Some prisoners are looking to scheme for money and are out to manipulate whomever they can, to achieve this, while others are genuinely looking for friendships, relationships or just someone on the outside to show them a little attention. Although it's impossible to truly know what's going on inside of a person's head until you get to know them, I do believe that reading a prisoners' stories, articles, and poems, or seeing a piece of artwork created by them will have its advantages; it should be a great benefit for those of you who want to correspond with a prisoner. Knowing what to look out for along with common knowledge can save yourself money, heartache and a headache in the long run.
We at HotShotInmates.com provide services which helps towards the war on recidivism and working consistently trying to ease the minds of inmates while planting the seed of hope to fight against this vicious cycle.
Here are a few simple guidelines below for you to follow when corresponding with inmates.
1. Examine your motives. Offering another person some encouragement and hope through conversation is the goal. Do not try to meet your own needs and wants without getting to know the inmate and they're intentions.
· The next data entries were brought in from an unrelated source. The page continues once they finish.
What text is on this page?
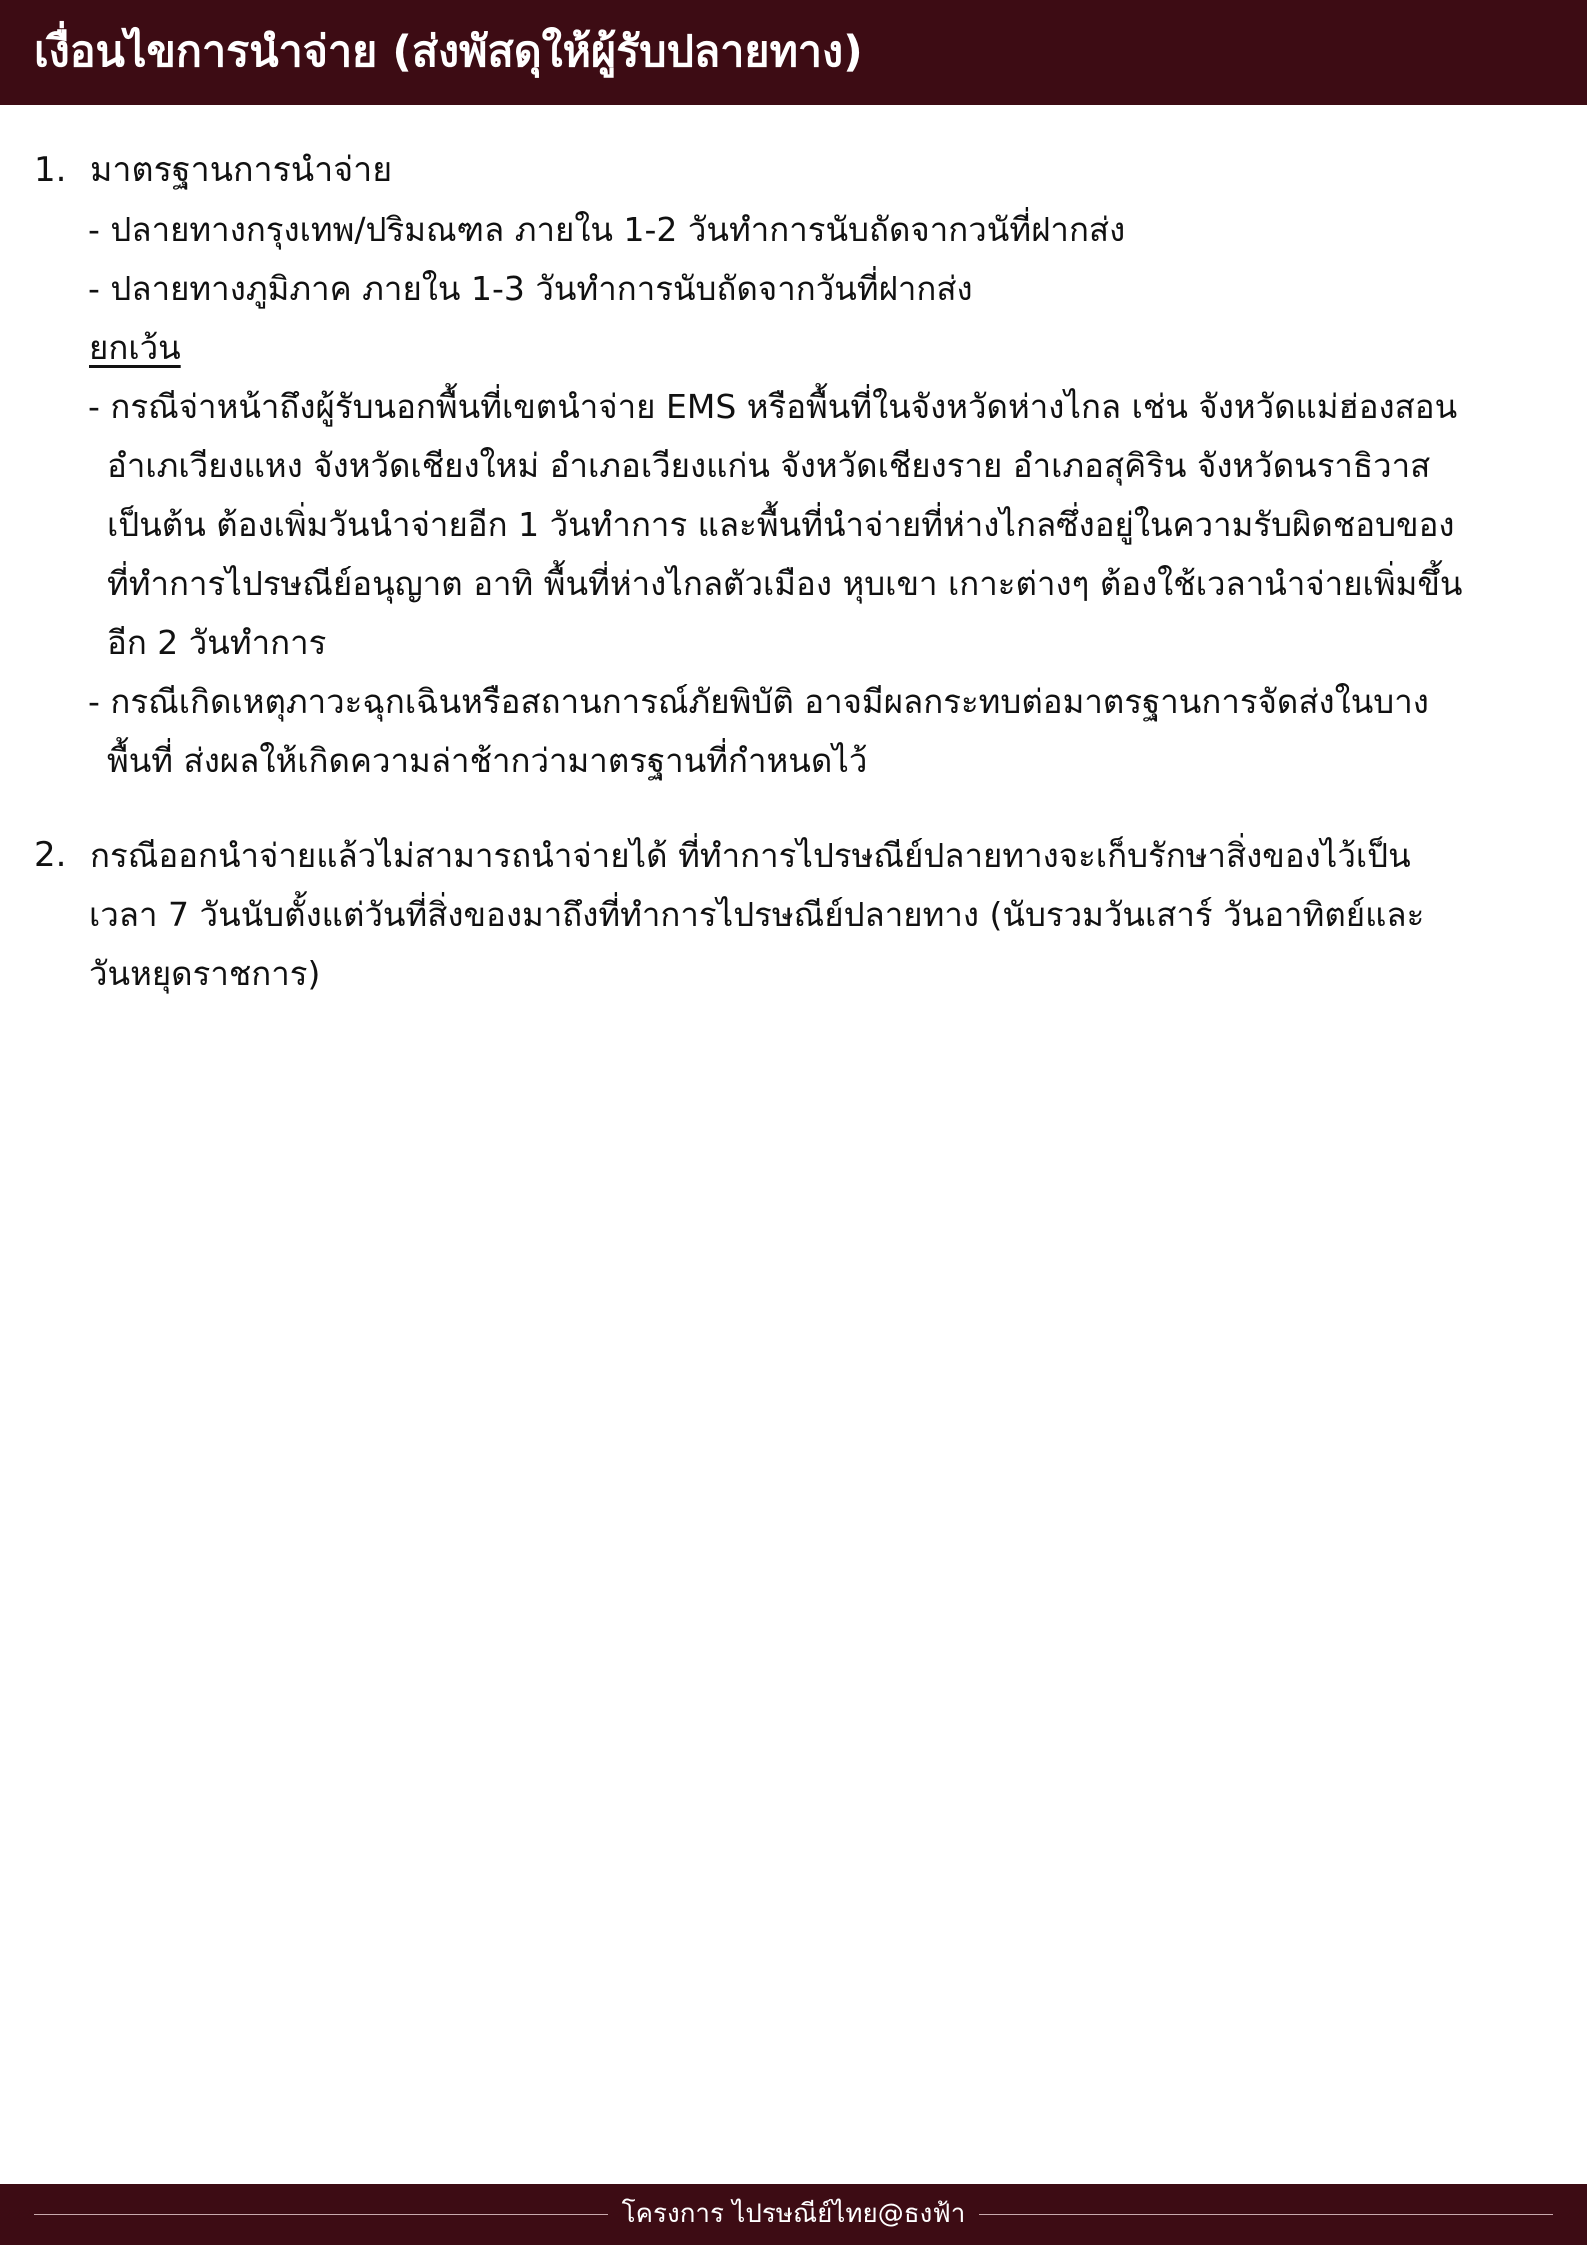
เงื่อนไขการนำจ่าย (ส่งพัสดุให้ผู้รับปลายทาง)
1. มาตรฐานการนำจ่าย
- ปลายทางกรุงเทพ/ปริมณฑล ภายใน 1-2 วันทำการนับถัดจากวนัที่ฝากส่ง
- ปลายทางภูมิภาค ภายใน 1-3 วันทำการนับถัดจากวันที่ฝากส่ง
ยกเว้น
- กรณีจ่าหน้าถึงผู้รับนอกพื้นที่เขตนำจ่าย EMS หรือพื้นที่ในจังหวัดห่างไกล เช่น จังหวัดแม่ฮ่องสอน
อำเภเวียงแหง จังหวัดเชียงใหม่ อำเภอเวียงแก่น จังหวัดเชียงราย อำเภอสุคิริน จังหวัดนราธิวาส
เป็นต้น ต้องเพิ่มวันนำจ่ายอีก 1 วันทำการ และพื้นที่นำจ่ายที่ห่างไกลซึ่งอยู่ในความรับผิดชอบของ
ที่ทำการไปรษณีย์อนุญาต อาทิ พื้นที่ห่างไกลตัวเมือง หุบเขา เกาะต่างๆ ต้องใช้เวลานำจ่ายเพิ่มขึ้น
อีก 2 วันทำการ
- กรณีเกิดเหตุภาวะฉุกเฉินหรือสถานการณ์ภัยพิบัติ อาจมีผลกระทบต่อมาตรฐานการจัดส่งในบาง
พื้นที่ ส่งผลให้เกิดความล่าช้ากว่ามาตรฐานที่กำหนดไว้
2. กรณีออกนำจ่ายแล้วไม่สามารถนำจ่ายได้ ที่ทำการไปรษณีย์ปลายทางจะเก็บรักษาสิ่งของไว้เป็น
เวลา 7 วันนับตั้งแต่วันที่สิ่งของมาถึงที่ทำการไปรษณีย์ปลายทาง (นับรวมวันเสาร์ วันอาทิตย์และ
วันหยุดราชการ)
โครงการ ไปรษณีย์ไทย@ธงฟ้า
2. Never send money. If an inmate asks you for money, you should say no. If you say no and they ask again then you should rethink the situation and the inmate’s motive. Scams are prevalent with prison pen pals. Always check the prison regulations before sending anything other than your letter to the prison. Most prisons will not allow stamps to be sent in with letters.
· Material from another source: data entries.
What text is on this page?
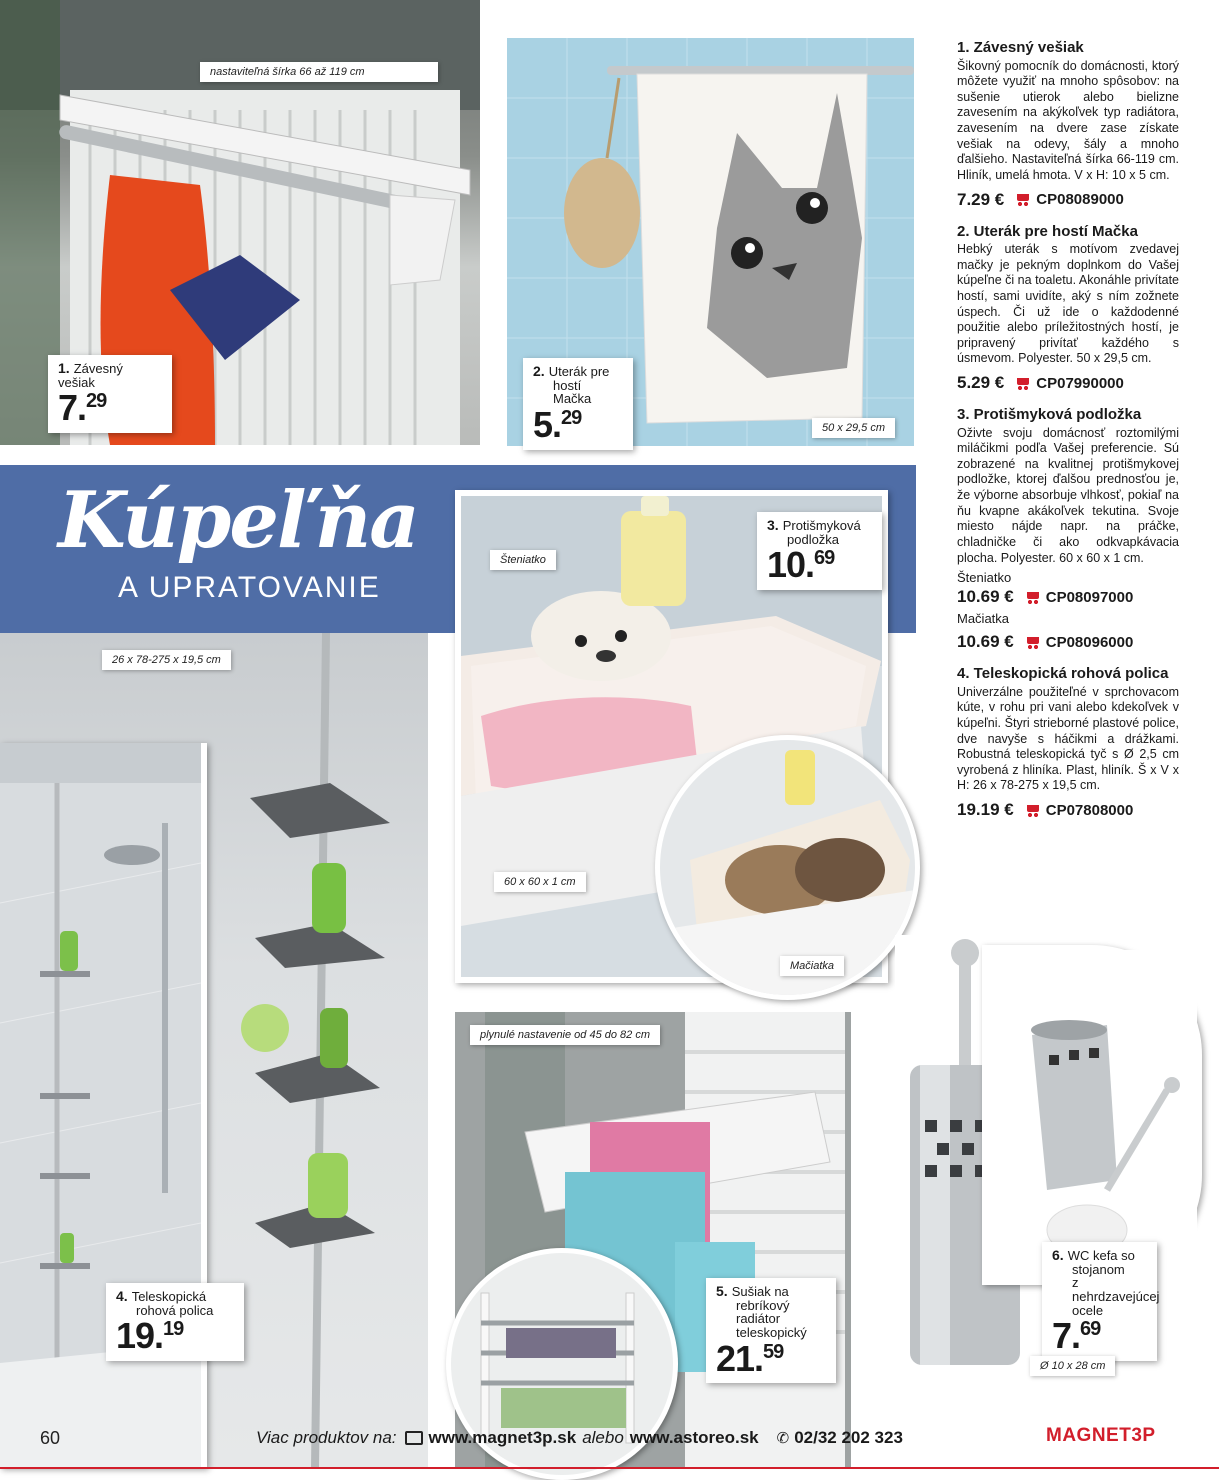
nastaviteľná šírka 66 až 119 cm
1. Závesný vešiak
7.29
2. Uterák pre
hostí Mačka
5.29	50 x 29,5 cm
Kúpeľňa
A UPRATOVANIE
Šteniatko
60 x 60 x 1 cm
3. Protišmyková
podložka
10.69
Mačiatka
26 x 78-275 x 19,5 cm
4. Teleskopická
rohová polica
19.19
plynulé nastavenie od 45 do 82 cm
5. Sušiak na
rebríkový radiátor
teleskopický
21.59
6. WC kefa so
stojanom
z nehrdzavejúcej
ocele
7.69
Ø 10 x 28 cm
1. Závesný vešiak

Šikovný pomocník do domácnosti, ktorý môžete využiť na mnoho spôsobov: na sušenie utierok alebo bielizne zavesením na akýkoľvek typ radiátora, zavesením na dvere zase získate vešiak na odevy, šály a mnoho ďalšieho. Nastaviteľná šírka 66-119 cm. Hliník, umelá hmota. V x H: 10 x 5 cm.

7.29 € CP08089000
2. Uterák pre hostí Mačka

Hebký uterák s motívom zvedavej mačky je pekným doplnkom do Vašej kúpeľne či na toaletu. Akonáhle privítate hostí, sami uvidíte, aký s ním zožnete úspech. Či už ide o každodenné použitie alebo príležitostných hostí, je pripravený privítať každého s úsmevom. Polyester. 50 x 29,5 cm.

5.29 € CP07990000
3. Protišmyková podložka

Oživte svoju domácnosť roztomilými miláčikmi podľa Vašej preferencie. Sú zobrazené na kvalitnej protišmykovej podložke, ktorej ďalšou prednosťou je, že výborne absorbuje vlhkosť, pokiaľ na ňu kvapne akákoľvek tekutina. Svoje miesto nájde napr. na práčke, chladničke či ako odkvapkávacia plocha. Polyester. 60 x 60 x 1 cm.

Šteniatko
10.69 € CP08097000
Mačiatka
10.69 € CP08096000
4. Teleskopická rohová polica

Univerzálne použiteľné v sprchovacom kúte, v rohu pri vani alebo kdekoľvek v kúpeľni. Štyri strieborné plastové police, dve navyše s háčikmi a drážkami. Robustná teleskopická tyč s Ø 2,5 cm vyrobená z hliníka. Plast, hliník. Š x V x H: 26 x 78-275 x 19,5 cm.

19.19 € CP07808000
60	Viac produktov na: www.magnet3p.sk alebo www.astoreo.sk ✆ 02/32 202 323	MAGNET3P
3. Do not contact family members or other inmates on behalf of your pen pal. Families may have no contact orders. The request may be a manipulation of the pen pal to get something done that is illegal.
4. You must be very careful what you put in a letter. Write about current events, what’s happening in your life and how the Lord has worked in your life but don’t give out your children’s names, schools, and other personal information you wouldn’t want broadcast to complete strangers.
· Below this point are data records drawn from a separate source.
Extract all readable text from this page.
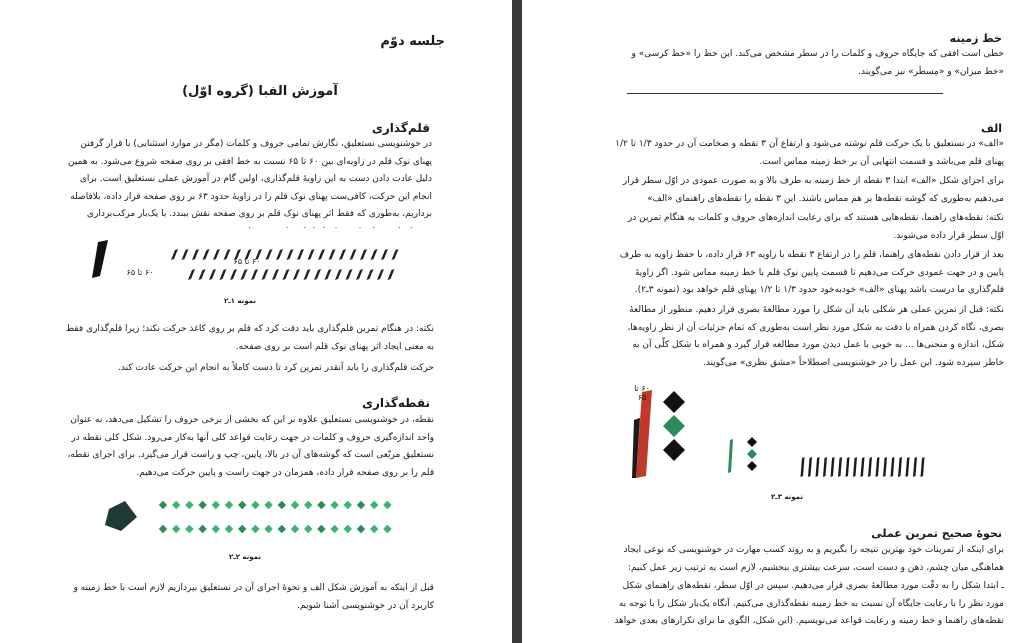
جلسه دوّم
آموزش الفبا (گروه اوّل)
قلم‌گذاری
در خوشنویسی نستعلیق، نگارش تمامی حروف و کلمات (مگر در موارد استثنایی) با قرار گرفتن پهنای نوک قلم در زاویه‌ای بین ۶۰ تا ۶۵ نسبت به خط افقی بر روی صفحه شروع می‌شود. به همین دلیل عادت دادن دست به این زاویهٔ قلم‌گذاری، اولین گام در آموزش عملی نستعلیق است. برای انجام این حرکت، کافی‌ست پهنای نوک قلم را در زاویهٔ حدود ۶۳ بر روی صفحه قرار داده، بلافاصله برداریم، به‌طوری که فقط اثر پهنای نوک قلم بر روی صفحه نقش ببندد. با یک‌بار مرکب‌برداری
۶۰ تا ۶۵
۶۰ تا ۶۵
نمونه ۱ـ۲
نکته: در هنگام تمرین قلم‌گذاری باید دقت کرد که قلم بر روی کاغذ حرکت نکند؛ زیرا قلم‌گذاری فقط به معنی ایجاد اثر پهنای نوک قلم است بر روی صفحه.
حرکت قلم‌گذاری را باید آنقدر تمرین کرد تا دست کاملاً به انجام این حرکت عادت کند.
نقطه‌گذاری
نقطه، در خوشنویسی نستعلیق علاوه بر این که بخشی از برخی حروف را تشکیل می‌دهد، به عنوان واحد اندازه‌گیری حروف و کلمات در جهت رعایت قواعد کلی آنها به‌کار می‌رود. شکل کلی نقطه در نستعلیق مربّعی است که گوشه‌های آن در بالا، پایین، چپ و راست قرار می‌گیرد. برای اجرای نقطه، قلم را بر روی صفحه قرار داده، همزمان در جهت راست و پایین حرکت می‌دهیم.
نمونه ۲ـ۲
قبل از اینکه به آموزش شکل الف و نحوهٔ اجرای آن در نستعلیق بپردازیم لازم است با خط زمینه و کاربرد آن در خوشنویسی آشنا شویم.
خط زمینه
خطی است افقی که جایگاه حروف و کلمات را در سطر مشخص می‌کند. این خط را «خط کرسی» و «خط میزان» و «مِسطَر» نیز می‌گویند.
الف
«الف» در نستعلیق با یک حرکت قلم نوشته می‌شود و ارتفاع آن ۳ نقطه و ضخامت آن در حدود ۱/۳ تا ۱/۲ پهنای قلم می‌باشد و قسمت انتهایی آن بر خط زمینه مماس است.
برای اجرای شکل «الف» ابتدا ۳ نقطه از خط زمینه به طرف بالا و به صورت عمودی در اوّل سطر قرار می‌دهیم به‌طوری که گوشه نقطه‌ها بر هم مماس باشند. این ۳ نقطه را نقطه‌های راهنمای «الف»
نکته: نقطه‌های راهنما، نقطه‌هایی هستند که برای رعایت اندازه‌های حروف و کلمات به هنگام تمرین در اوّل سطر قرار داده می‌شوند.
بعد از قرار دادن نقطه‌های راهنما، قلم را در ارتفاع ۳ نقطه با زاویه ۶۳ قرار داده، با حفظ زاویه به طرف پایین و در جهت عمودی حرکت می‌دهیم تا قسمت پایین نوک قلم با خط زمینه مماس شود. اگر زاویهٔ قلم‌گذاری ما درست باشد پهنای «الف» خودبه‌خود حدود ۱/۳ تا ۱/۲ پهنای قلم خواهد بود (نمونه ۳ـ۲).
نکته: قبل از تمرین عملی هر شکلی باید آن شکل را مورد مطالعهٔ بصری قرار دهیم. منظور از مطالعهٔ بصری، نگاه کردن همراه با دقت به شکل مورد نظر است به‌طوری که تمام جزئیات آن از نظر زاویه‌ها، شکل، اندازه و منحنی‌ها ... به خوبی با عمل دیدن مورد مطالعه قرار گیرد و همراه با شکل کلّی آن به خاطر سپرده شود. این عمل را در خوشنویسی اصطلاحاً «مشق نظری» می‌گویند.
۶۰ تا ۶۵
نمونه ۳ـ۲
نحوهٔ صحیح تمرین عملی
برای اینکه از تمرینات خود بهترین نتیجه را بگیریم و به روند کسب مهارت در خوشنویسی که نوعی ایجاد هماهنگی میان چشم، ذهن و دست است، سرعت بیشتری ببخشیم، لازم است به ترتیب زیر عمل کنیم:
ـ ابتدا شکل را به دقّت مورد مطالعهٔ بصری قرار می‌دهیم. سپس در اوّل سطر، نقطه‌های راهنمای شکل مورد نظر را با رعایت جایگاه آن نسبت به خط زمینه نقطه‌گذاری می‌کنیم. آنگاه یک‌بار شکل را با توجه به نقطه‌های راهنما و خط زمینه و رعایت قواعد می‌نویسیم. (این شکل، الگوی ما برای تکرارهای بعدی خواهد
5. Find ways to offer encouragement and give hope. Many inmates have not had the social interactions that would have taught them how to make good decisions or help them solve problems.
6. It isn’t necessary to ask them what they did to get to prison. It is public information. You can find it using the links listed below, or it’s as close as a phone call.
7. Use caution and common sense before sending photos of yourself and/or family to a prisoner. Most prisons do not allow polaroid type photos. Check the rules and regulations for that particular prison before sending any photos.
8. Don't rush the relationship you are developing with a prisoner. Allow them to discuss their life on their own initiative. Dedication and time will help build positive long-lasting relationships.
9. Write regularly at least several times a month. Prisoner's look forward to mail call and will be extremely happy to hear from you.
10. NEVER write more than one prisoner in the same prison. If you choose to have more than one pen-pal, try to assure they are located in another state. This helps the development of trust between you and your pen-pal. It also protects the prisoner from becoming "jealous" of your other relationship.
11. Be patient waiting on your pen-pals response, some prisoners are limited financially. If you become concerned feel free to write them another letter. They are NOT limited in their mail intake.
12. Don't make promises you can't keep; prisoners will hold you to a high standard.